Students Develop Snowflake Camera to Improve Prediction of Hazardous Events

snowflake photo

Electrical engineers at Colorado State University have created an imaging system that classifies snowflakes to help predict hazardous events. The system uses a muti-angle snowflake camera that simultaneously captures five high-resolution views of a snowflake in free-fall, along with the flake’s speed, to help reconstruct three-dimensional images. Engineers perform electromagnetic scattering analysis on these reconstructions, and then the simulated data is compared with actual radar data from a local weather radar facility. Knowing the size and fall speed of snowflakes could help weather forecasters accurately predict the amount of snowfall and provide betters warnings about impending storms.

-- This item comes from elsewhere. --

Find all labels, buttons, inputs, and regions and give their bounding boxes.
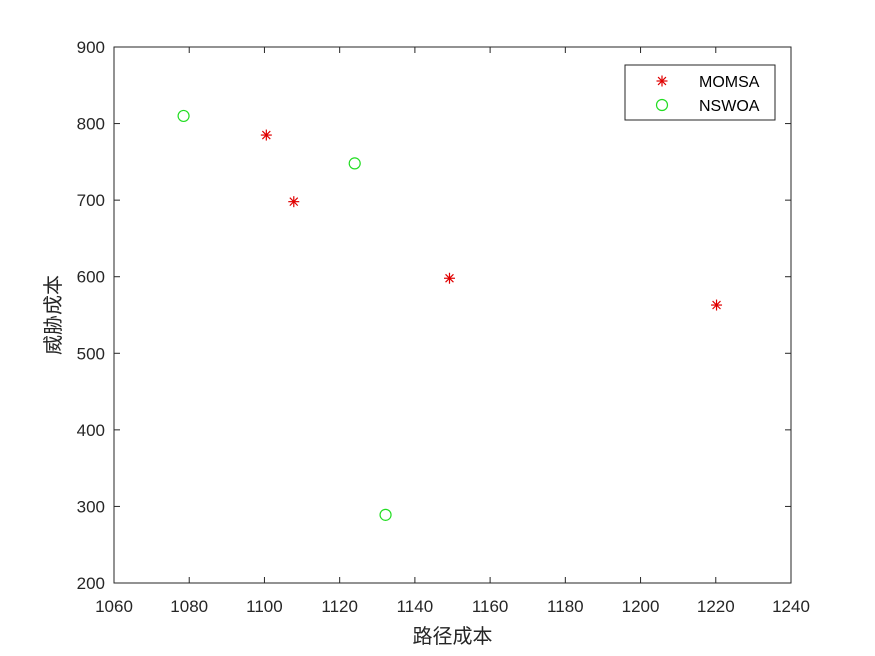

Graduate student Cameron Kleinkort was awarded the Spiros G. Geotis Student Prize at the 37th American Meteorological Society Conference on Radar Meteorology held in Oklahoma in September. He was honored for his paper and presentation titled “3D Shape Reconstruction of Snowflakes from Multiple Images, Meshing, Dielectric Constant Estimation, Scattering Analysis, and Validation by Radar Measurements.” The new camera is more accurate than any other available snowflake shape reconstruction. In his paper, he writes, “The process is almost completely automatized and streamlined from the handling of the MASC images, to the visual hull method and the creation of meshes that adequately represent features of the geometry, to the estimation of the dielectric constant, and finally the scattering analysis.”